The method may then include producing hydrocarbon fluids from the
network of side mini-lateral boreholes.
Based on the downhole hydraulic jetting assembly 50 described
above, a unique method of forming a wellbore may be conducted. The
method, in one embodiment, includes: running a jetting hose into a
horizontal section of a parent wellbore using a conveyance medium,
the jetting hose having a nozzle at a distal end; injecting a
jetting fluid through the jetting hose and connected nozzle while
advancing the jetting hose and connected nozzle into a surrounding
formation, thereby forming a first lateral borehole off of the
horizontal section from a first wellbore exit location; withdrawing
the jetting hose and connected nozzle from the first lateral
borehole at the first wellbore exit location, and re-locating the
nozzle to a second wellbore exit location (either by placing a
whipstock at a different depth, or by placing the whipstock at the
same depth but at a different angular orientation) in the same
trip; and injecting a jetting fluid through the jetting hose and
connected nozzle while advancing the jetting hose and connected
nozzle into the surrounding formation, thereby forming a second
lateral borehole off of the horizontal section from the second
wellbore exit location.
In this method, advancing the jetting hose into each of the lateral
boreholes is done at least in part through a hydraulic force acting
on a sealing assembly along (such as at an upstream end of) the
jetting hose.
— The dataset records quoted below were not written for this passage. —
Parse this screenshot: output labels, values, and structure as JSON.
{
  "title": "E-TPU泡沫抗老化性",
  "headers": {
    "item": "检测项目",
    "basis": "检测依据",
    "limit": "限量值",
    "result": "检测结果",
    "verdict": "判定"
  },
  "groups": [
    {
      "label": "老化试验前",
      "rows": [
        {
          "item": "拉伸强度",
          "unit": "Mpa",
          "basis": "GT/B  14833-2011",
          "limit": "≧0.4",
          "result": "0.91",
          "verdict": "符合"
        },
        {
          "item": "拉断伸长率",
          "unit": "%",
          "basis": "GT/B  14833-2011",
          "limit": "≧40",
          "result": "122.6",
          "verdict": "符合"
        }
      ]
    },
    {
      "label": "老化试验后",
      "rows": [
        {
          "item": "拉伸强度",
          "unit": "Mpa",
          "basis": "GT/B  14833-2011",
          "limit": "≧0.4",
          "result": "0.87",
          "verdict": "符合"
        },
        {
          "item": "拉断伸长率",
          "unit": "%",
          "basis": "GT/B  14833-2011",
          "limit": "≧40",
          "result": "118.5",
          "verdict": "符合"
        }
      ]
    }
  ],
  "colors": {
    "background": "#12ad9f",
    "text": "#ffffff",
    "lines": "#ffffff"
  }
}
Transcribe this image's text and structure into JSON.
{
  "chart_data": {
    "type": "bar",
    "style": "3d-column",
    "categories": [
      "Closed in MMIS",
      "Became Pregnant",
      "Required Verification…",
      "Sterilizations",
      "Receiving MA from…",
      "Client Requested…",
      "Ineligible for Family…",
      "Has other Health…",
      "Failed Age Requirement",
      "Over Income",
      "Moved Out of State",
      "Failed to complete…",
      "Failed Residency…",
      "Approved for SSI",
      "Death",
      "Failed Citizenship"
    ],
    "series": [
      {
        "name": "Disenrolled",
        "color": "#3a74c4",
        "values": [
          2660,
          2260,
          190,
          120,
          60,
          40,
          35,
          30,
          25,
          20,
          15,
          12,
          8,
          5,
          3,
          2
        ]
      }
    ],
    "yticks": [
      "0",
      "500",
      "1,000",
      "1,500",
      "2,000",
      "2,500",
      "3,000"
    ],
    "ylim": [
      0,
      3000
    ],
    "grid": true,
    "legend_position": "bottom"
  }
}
Further, the jetting hose is advanced and
subsequently withdrawn without coiling or uncoiling the jetting
hose in the wellbore.
In one embodiment, advancing the jetting hose into each of the
lateral boreholes is further done through a mechanical force
applied by rotating grippers of a mechanical tractor assembly
located within the wellbore, wherein the grippers frictionally
engage an outer surface of the jetting hose.
In another embodiment, advancing the jetting hose into each of the
lateral boreholes is accomplished by forward thrust forces
generated from flowing jetting fluid through rearward thrust jets
located in the jetting assembly. These rearward thrust jets are
specifically located in the jetting nozzle, or in a combination of
the nozzle and one or more in-line jetting collars strategically
located along the jetting hose. Preferably, the nozzle permits a
flow of the jetting fluid through rearward thrust jets in response
to a designated hydraulic pressure level. In this instance, the
flowing of fluid through the rearward thrust jets is only activated
after the jetting hose has advanced into each borehole at least 5
feet from the parent wellbore. The additional rearward thrust jets
located in the in-line jetting collar(s) are then activated at
incrementally higher operating pressures, typically when the
jetting hose has been extended such a significant length from the
parent wellbore that the rearward thrust jets within the nozzle
alone can no longer generate significant pull force to continue
dragging the full length of jetting hose along the lateral
borehole.
In a related aspect, the method may include monitoring tensiometer
readings at a surface. The tensiometer readings are indicative of
drag experienced by the jetting hose as lateral boreholes are
formed. In this instance, the flowing of fluid through the rearward
thrust jets is activated in each of the plurality of boreholes in
response to a designated tensiometer reading.